お隣はマネージャーの城さんかと思われます。

(左は会場風景/舞台は写真の左方向にありました)

余録:斎宮(さいくう)という土地の魅力

太鼓
開会式を挟んで、次の演目の「明和太鼓」が始まりました。

 だんだんと日が落ちていく中に開会式が行われ、その後は明和太鼓保存会による演技、明和音頭、斎王の舞、矢吹紫帆・矢中鷹光による斎王コンサート等盛りだくさんのプログラムがありました。対談の後に観覧席のロープの位置が更に後ろに移動したのをきっかけに一番前にいた私も席をたたみ、勇壮な明和太鼓の鳴り響く会場を後にしました。萩尾先生は休まれた後は皆さんと記念撮影などをされておられたようですが、その後も演目を楽しまれたのではないでしょうか。

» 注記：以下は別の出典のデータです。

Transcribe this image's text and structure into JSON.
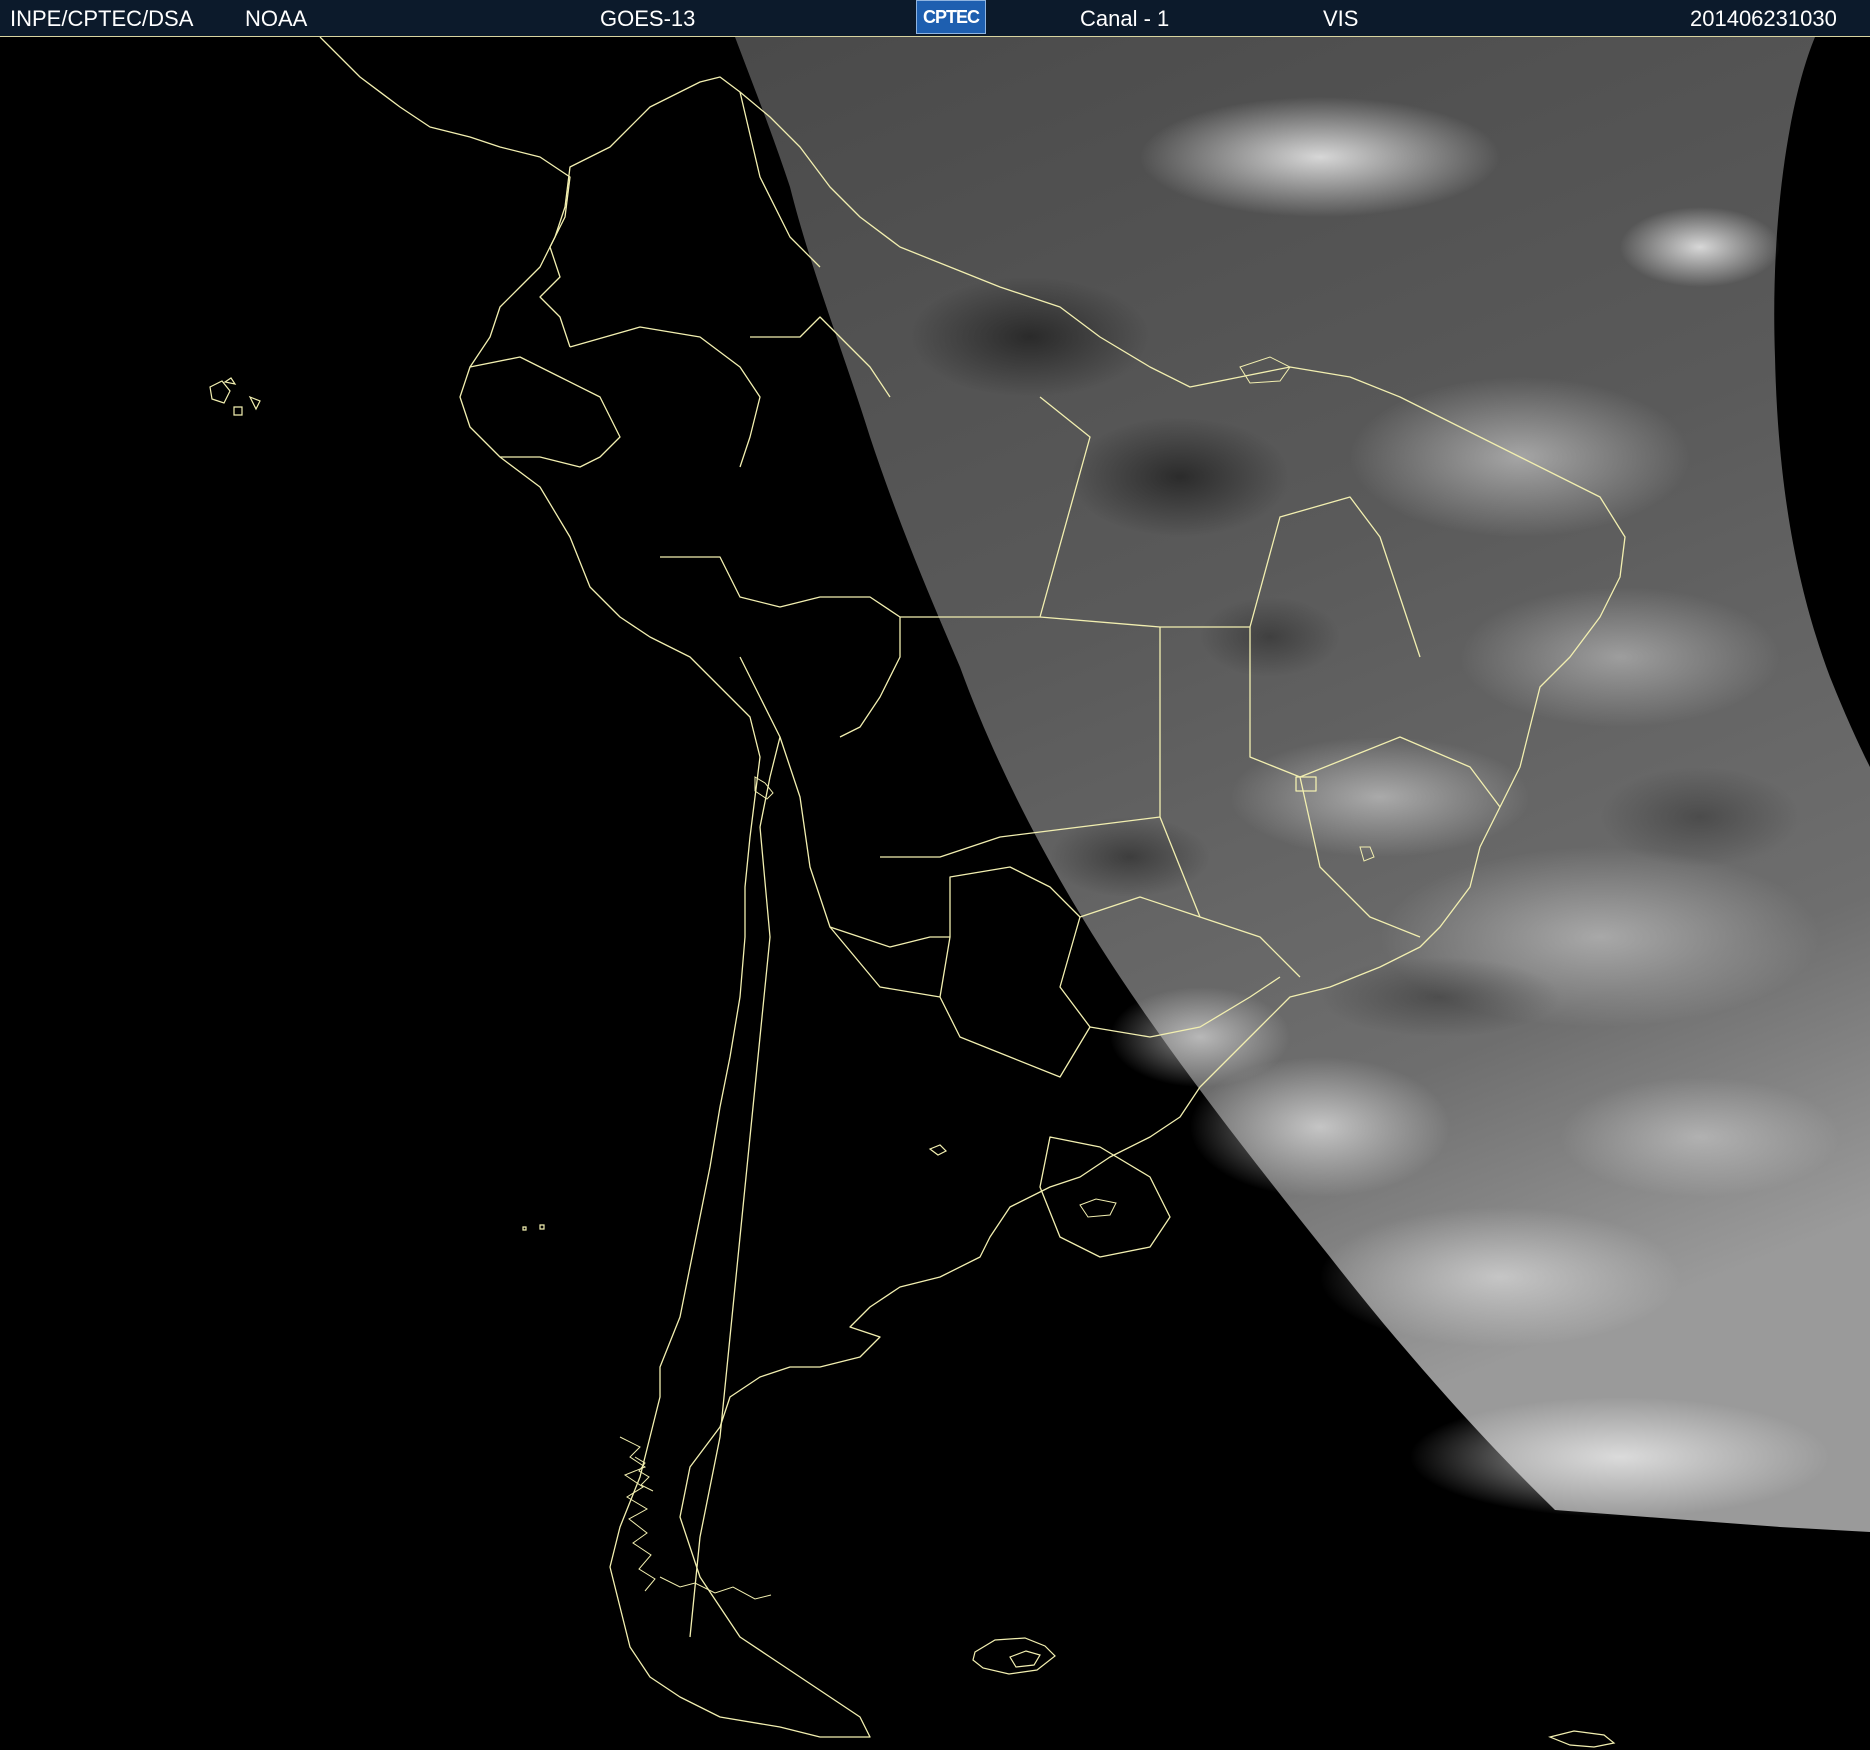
{
  "header": {
    "agency": "INPE/CPTEC/DSA",
    "partner": "NOAA",
    "satellite": "GOES-13",
    "logo_text": "CPTEC",
    "channel": "Canal - 1",
    "band": "VIS",
    "timestamp": "201406231030"
  },
  "colors": {
    "header_bg": "#0c1a2b",
    "border_lines": "#f2efb0",
    "space": "#000000",
    "cloud_dark": "#3a3a3a",
    "cloud_bright": "#d8d8d8"
  },
  "map": {
    "projection": "satellite-view",
    "region": "South America",
    "imagery": "visible channel, partially illuminated disk (east side lit)"
  }
}
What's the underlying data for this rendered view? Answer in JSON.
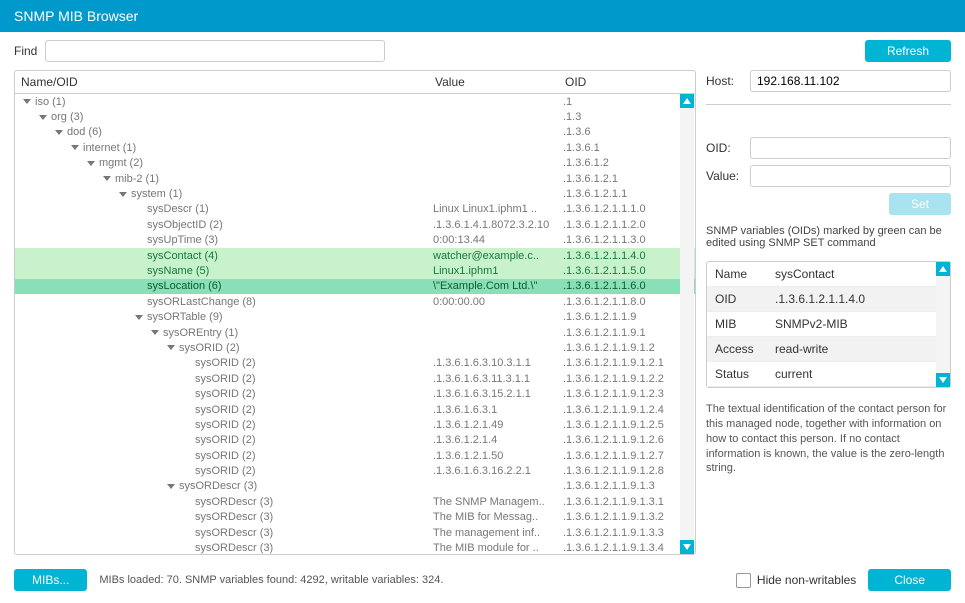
{
  "title": "SNMP MIB Browser",
  "toolbar": {
    "find_label": "Find",
    "find_value": "",
    "refresh_label": "Refresh"
  },
  "columns": {
    "name": "Name/OID",
    "value": "Value",
    "oid": "OID"
  },
  "tree": [
    {
      "indent": 0,
      "exp": true,
      "name": "iso (1)",
      "value": "",
      "oid": ".1"
    },
    {
      "indent": 1,
      "exp": true,
      "name": "org (3)",
      "value": "",
      "oid": ".1.3"
    },
    {
      "indent": 2,
      "exp": true,
      "name": "dod (6)",
      "value": "",
      "oid": ".1.3.6"
    },
    {
      "indent": 3,
      "exp": true,
      "name": "internet (1)",
      "value": "",
      "oid": ".1.3.6.1"
    },
    {
      "indent": 4,
      "exp": true,
      "name": "mgmt (2)",
      "value": "",
      "oid": ".1.3.6.1.2"
    },
    {
      "indent": 5,
      "exp": true,
      "name": "mib-2 (1)",
      "value": "",
      "oid": ".1.3.6.1.2.1"
    },
    {
      "indent": 6,
      "exp": true,
      "name": "system (1)",
      "value": "",
      "oid": ".1.3.6.1.2.1.1"
    },
    {
      "indent": 7,
      "exp": false,
      "name": "sysDescr (1)",
      "value": "Linux Linux1.iphm1 ..",
      "oid": ".1.3.6.1.2.1.1.1.0"
    },
    {
      "indent": 7,
      "exp": false,
      "name": "sysObjectID (2)",
      "value": ".1.3.6.1.4.1.8072.3.2.10",
      "oid": ".1.3.6.1.2.1.1.2.0"
    },
    {
      "indent": 7,
      "exp": false,
      "name": "sysUpTime (3)",
      "value": "0:00:13.44",
      "oid": ".1.3.6.1.2.1.1.3.0"
    },
    {
      "indent": 7,
      "exp": false,
      "name": "sysContact (4)",
      "value": "watcher@example.c..",
      "oid": ".1.3.6.1.2.1.1.4.0",
      "green": true
    },
    {
      "indent": 7,
      "exp": false,
      "name": "sysName (5)",
      "value": "Linux1.iphm1",
      "oid": ".1.3.6.1.2.1.1.5.0",
      "green": true
    },
    {
      "indent": 7,
      "exp": false,
      "name": "sysLocation (6)",
      "value": "\\\"Example.Com Ltd.\\\"",
      "oid": ".1.3.6.1.2.1.1.6.0",
      "green": true,
      "selected": true
    },
    {
      "indent": 7,
      "exp": false,
      "name": "sysORLastChange (8)",
      "value": "0:00:00.00",
      "oid": ".1.3.6.1.2.1.1.8.0"
    },
    {
      "indent": 7,
      "exp": true,
      "name": "sysORTable (9)",
      "value": "",
      "oid": ".1.3.6.1.2.1.1.9"
    },
    {
      "indent": 8,
      "exp": true,
      "name": "sysOREntry (1)",
      "value": "",
      "oid": ".1.3.6.1.2.1.1.9.1"
    },
    {
      "indent": 9,
      "exp": true,
      "name": "sysORID (2)",
      "value": "",
      "oid": ".1.3.6.1.2.1.1.9.1.2"
    },
    {
      "indent": 10,
      "exp": false,
      "name": "sysORID (2)",
      "value": ".1.3.6.1.6.3.10.3.1.1",
      "oid": ".1.3.6.1.2.1.1.9.1.2.1"
    },
    {
      "indent": 10,
      "exp": false,
      "name": "sysORID (2)",
      "value": ".1.3.6.1.6.3.11.3.1.1",
      "oid": ".1.3.6.1.2.1.1.9.1.2.2"
    },
    {
      "indent": 10,
      "exp": false,
      "name": "sysORID (2)",
      "value": ".1.3.6.1.6.3.15.2.1.1",
      "oid": ".1.3.6.1.2.1.1.9.1.2.3"
    },
    {
      "indent": 10,
      "exp": false,
      "name": "sysORID (2)",
      "value": ".1.3.6.1.6.3.1",
      "oid": ".1.3.6.1.2.1.1.9.1.2.4"
    },
    {
      "indent": 10,
      "exp": false,
      "name": "sysORID (2)",
      "value": ".1.3.6.1.2.1.49",
      "oid": ".1.3.6.1.2.1.1.9.1.2.5"
    },
    {
      "indent": 10,
      "exp": false,
      "name": "sysORID (2)",
      "value": ".1.3.6.1.2.1.4",
      "oid": ".1.3.6.1.2.1.1.9.1.2.6"
    },
    {
      "indent": 10,
      "exp": false,
      "name": "sysORID (2)",
      "value": ".1.3.6.1.2.1.50",
      "oid": ".1.3.6.1.2.1.1.9.1.2.7"
    },
    {
      "indent": 10,
      "exp": false,
      "name": "sysORID (2)",
      "value": ".1.3.6.1.6.3.16.2.2.1",
      "oid": ".1.3.6.1.2.1.1.9.1.2.8"
    },
    {
      "indent": 9,
      "exp": true,
      "name": "sysORDescr (3)",
      "value": "",
      "oid": ".1.3.6.1.2.1.1.9.1.3"
    },
    {
      "indent": 10,
      "exp": false,
      "name": "sysORDescr (3)",
      "value": "The SNMP Managem..",
      "oid": ".1.3.6.1.2.1.1.9.1.3.1"
    },
    {
      "indent": 10,
      "exp": false,
      "name": "sysORDescr (3)",
      "value": "The MIB for Messag..",
      "oid": ".1.3.6.1.2.1.1.9.1.3.2"
    },
    {
      "indent": 10,
      "exp": false,
      "name": "sysORDescr (3)",
      "value": "The management inf..",
      "oid": ".1.3.6.1.2.1.1.9.1.3.3"
    },
    {
      "indent": 10,
      "exp": false,
      "name": "sysORDescr (3)",
      "value": "The MIB module for ..",
      "oid": ".1.3.6.1.2.1.1.9.1.3.4"
    }
  ],
  "host": {
    "label": "Host:",
    "value": "192.168.11.102"
  },
  "oid_field": {
    "label": "OID:",
    "value": ""
  },
  "value_field": {
    "label": "Value:",
    "value": ""
  },
  "set_label": "Set",
  "info_text": "SNMP variables (OIDs) marked by green can be edited using SNMP SET command",
  "detail": {
    "name_k": "Name",
    "name_v": "sysContact",
    "oid_k": "OID",
    "oid_v": ".1.3.6.1.2.1.1.4.0",
    "mib_k": "MIB",
    "mib_v": "SNMPv2-MIB",
    "access_k": "Access",
    "access_v": "read-write",
    "status_k": "Status",
    "status_v": "current"
  },
  "desc": "The textual identification of the contact person for this managed node, together with information on how to contact this person. If no contact information is known, the value is the zero-length string.",
  "footer": {
    "mibs_label": "MIBs...",
    "status": "MIBs loaded: 70. SNMP variables found: 4292, writable variables: 324.",
    "hide_label": "Hide non-writables",
    "close_label": "Close"
  }
}
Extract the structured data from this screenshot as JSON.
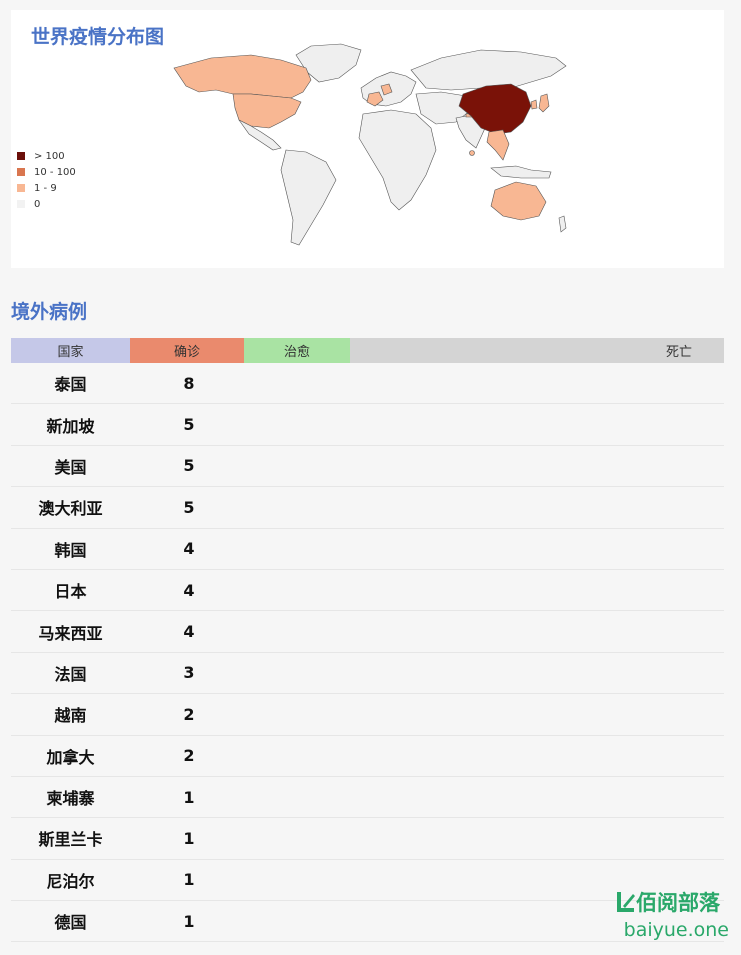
{
  "map": {
    "title": "世界疫情分布图",
    "legend": [
      {
        "label": "> 100",
        "color": "#6b0f0a"
      },
      {
        "label": "10 - 100",
        "color": "#d9764f"
      },
      {
        "label": "1 - 9",
        "color": "#f8b793"
      },
      {
        "label": "0",
        "color": "#f2f2f2"
      }
    ],
    "colors": {
      "level_high": "#7a1208",
      "level_mid": "#d9764f",
      "level_low": "#f8b793",
      "level_zero": "#efefef"
    }
  },
  "overseas": {
    "title": "境外病例",
    "headers": {
      "country": "国家",
      "confirmed": "确诊",
      "recovered": "治愈",
      "deaths": "死亡"
    },
    "rows": [
      {
        "country": "泰国",
        "confirmed": "8"
      },
      {
        "country": "新加坡",
        "confirmed": "5"
      },
      {
        "country": "美国",
        "confirmed": "5"
      },
      {
        "country": "澳大利亚",
        "confirmed": "5"
      },
      {
        "country": "韩国",
        "confirmed": "4"
      },
      {
        "country": "日本",
        "confirmed": "4"
      },
      {
        "country": "马来西亚",
        "confirmed": "4"
      },
      {
        "country": "法国",
        "confirmed": "3"
      },
      {
        "country": "越南",
        "confirmed": "2"
      },
      {
        "country": "加拿大",
        "confirmed": "2"
      },
      {
        "country": "柬埔寨",
        "confirmed": "1"
      },
      {
        "country": "斯里兰卡",
        "confirmed": "1"
      },
      {
        "country": "尼泊尔",
        "confirmed": "1"
      },
      {
        "country": "德国",
        "confirmed": "1"
      }
    ]
  },
  "watermark": {
    "name": "佰阅部落",
    "domain": "baiyue.one"
  }
}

 さて会場から出た後、観光コースにもなっている道を駅までまた戻りました。せっかくですので、少し拙スナップで紹介いたします。

浴衣の少女
▲前夜祭に集まってくる浴衣姿の子どもたち。小夜がここにもいるのかもしれません。
 
歴史の道  

会場の斎宮歴史博物館から
東へまっすぐ延びた道は
「歴史の道」として、
歩道に和歌24首を刻んだ擬木が
建てられています。

 
庭  

個人のお庭なのですが野の花が
あんまり綺麗だったので
つい撮らせていただきました。
こんな風にどこをみても
盛りの花が爽やかな風にそよいでいました。

 
斎王の森  

「斎王の森」入口付近。
堀立柱建物跡があるようです。
道を挟んで向かい側が「上園芝生広場」
6/2のメインイベントの「斎王群行」は
ここをスタートして斎宮歴史博物館へ向かいます。

 
上園芝生広場  

見晴らしの良い「上園芝生広場」

斎王の森を抜けると国の天然記念物に指定されている野花菖蒲の群生(※大きな群落地はもっと東にあるようです)が広がりました。
現在のハナショウブの原種である野花菖蒲(ノハナショウブ/俗称「どんど花」)の濃い紫紺の花は小ぶりで可憐です。6月が花時ということですが、今年は開花が早く、ちょうど見頃になっていたようです。

ノハナショウブ
そこを越えると斎宮駅の北側の「斎宮跡歴史ロマン広場」。今度は大きな花を咲かせるハナショウブです。華やかな紫、薄紫、白の花がどこまでも続いて咲いていました。 ハナショウブ
   温暖な気候ゆえの瑞々しく美しい土地にあり、豊かで美味しい食べ物や物資が集まったという斎宮。祭りのオーディションで少女たちに「斎王さんは幸せだったと思うか?」と尋ねたら全員首を横に振ったとのことですが、実際にはそれほど不幸でもなかったかもしれないと対談の中で田畑先生はおっしゃいました。そして、斎宮があったことでたくさんの知識人がこの地を訪れることになり、それが言葉を扱う才人(例えば古くは松尾芭蕉、佐々木信綱、現在では歌人の岡野弘彦など)を多く輩出した「文芸に強い伊勢・三重」という地域の伝統を生みだしたベースになったのではというお話には興味深いものがありました。そんな土地柄に、萩尾先生も遠方から気持ちよく足をお運びになるのかもしれません。折りしも執筆活動を再開されるというスタートの時、天からの啓示は降りたのか。萩尾先生の次の作品をとても楽しみに思いつつ、このレポートを終了いたします。


最後までお読みいただき、ありがとうございました。
この興味深い素敵な対談を企画してくださった「斎王まつり実行委員会」、
そして萩尾望都先生、田畑美穂先生に深く感謝いたします。


参考資料:『第20回斎王まつり―今新たな斎王物語がはじまる』祭りパンフレット
近鉄発行『てくてくまっぷ(47)「斎宮跡の道コース」』
『華やか花紀行』『「斎宮のハナショウブ群落」ごあんない』リーフレット

参考サイト:【斎王まつり、斎王・斎宮関係のホームページ】
●『21世紀 斎王まつりのご案内
●『斎宮歴史博物館
●『明和町ホームページ


この記事の文責は全て萩尾望都研究室にあります。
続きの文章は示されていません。